Cycling through one of the poorer quarters of Osaka, I start feeling peckish. So I park my bike in one of the rundown shopping arcades that crisscross this working-class city and duck, almost at random, into a cheap eatery. The ancient proprietress waves me to the counter and, without even asking, serves me something delicious, porky and garlicky. She spreads something out on a black plate polka-dotted with curlicues of spring onion and surmounted by a raw egg. It is (insert flavor) and (insert texture) and (insert local cultural history) … etc., etc.

OK, that’s all a lie. I’m actually describing a polka-dotted jacket in a secondhand clothes shop called Free Box. I’ve just transposed the garment into a dish. Artistic license. I’ve done it, and I’m coming clean about it now because this is the way I’d love to start a new food column in The Japan Times, if they were kind enough to ask me to write one. It’s how I’d start if I loved stopping for cheap food as much as I love shopping for secondhand clothes.

They do have something in common. I’d probably pay the same for my notional cheap eat (about ¥500) as I did for the dotted jacket. The same sort of ancient shōtengai (shopping street) lady — they all seem to be about 85 — would probably sell me the dish. And I’d leave the place delighted to confirm my basic bias: that the cheapest things — working-class things — are sometimes the very best life has to offer.

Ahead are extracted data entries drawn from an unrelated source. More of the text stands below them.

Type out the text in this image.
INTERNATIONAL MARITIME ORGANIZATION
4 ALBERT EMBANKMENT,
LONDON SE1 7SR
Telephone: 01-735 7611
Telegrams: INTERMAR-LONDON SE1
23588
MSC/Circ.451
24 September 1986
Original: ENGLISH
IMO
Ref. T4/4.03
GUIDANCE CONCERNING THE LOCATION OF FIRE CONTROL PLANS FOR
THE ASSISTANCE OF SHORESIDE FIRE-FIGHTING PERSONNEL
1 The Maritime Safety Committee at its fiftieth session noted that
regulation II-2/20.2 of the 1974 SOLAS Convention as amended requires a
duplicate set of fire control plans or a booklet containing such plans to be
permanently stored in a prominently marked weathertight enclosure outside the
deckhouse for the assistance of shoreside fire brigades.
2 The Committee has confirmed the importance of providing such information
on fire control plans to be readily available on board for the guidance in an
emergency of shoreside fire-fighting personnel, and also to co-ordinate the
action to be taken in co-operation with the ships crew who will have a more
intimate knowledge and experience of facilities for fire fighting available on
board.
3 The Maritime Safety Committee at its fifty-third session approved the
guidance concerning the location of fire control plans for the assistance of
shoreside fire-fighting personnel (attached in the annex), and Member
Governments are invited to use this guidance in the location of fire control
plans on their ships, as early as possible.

The guiding philosophy of my new food column in The Japan Times (if I lucked into one) would be that the food which makes it out of “Japan’s kitchen” and goes global — savory okonomiyaki pancakes, takoyaki octopus dumplings, super-garlicky ramen — is usually working-class street food. Unpretentious, delicious, scoffed down in joints where you pay for food through a vending machine, then face the wall when it arrives, slurp loudly and wipe your mouth with a toilet roll. Given the chance, I’d explore back alleys where gimlet-eyed men in baggy carpenter pants glance up from enormous bowls, surprised to see a foreigner. I’d shop at garish supermarket chain Tamade. And at some point I’d probably head to Osaka’s Korean district and rhapsodise about the cheap eats in the market.

And I will do all that, I promise. Just as soon as I learn to love eating.

The truth is, I have some weird psychological or cultural blockage about food, some semi-anorexic or post-Calvinist resentment about needing to eat at all. If I could suck astronaut food out of aluminum tubes, I would. (Actually, you can buy astronaut food-tubes in the local convenience stores. They’re color-coded for protein, carbohydrates, vitamins, energy. I suck them while cycling — maybe I’ll do a piece on them one day.)

Lunch for me is always the same: leftover rice, a can of chick peas — which are not easy to find here in Japan — and a sachet of precooked chicken curry from Thailand. I microwave the spicy mush and bolt it down.

But I want to relish food, I really do. Under the inner puritan there’s a sensualist, an aesthete. There’s a potential fat man in the thin man, and he’s potentially happy.

I’ll tell you what, Japan Times: indulge me with a food column and I’ll work these issues out, month by month. It might be interesting if I can describe it well. I’ll park my bike and really duck into some amazing Osaka eateries. We’ll discover them together.

Let’s eat cheaply, let’s eat well, let’s eat out west Japan! I’m pulling on my dotted jacket as we speak, and feeling better about life already.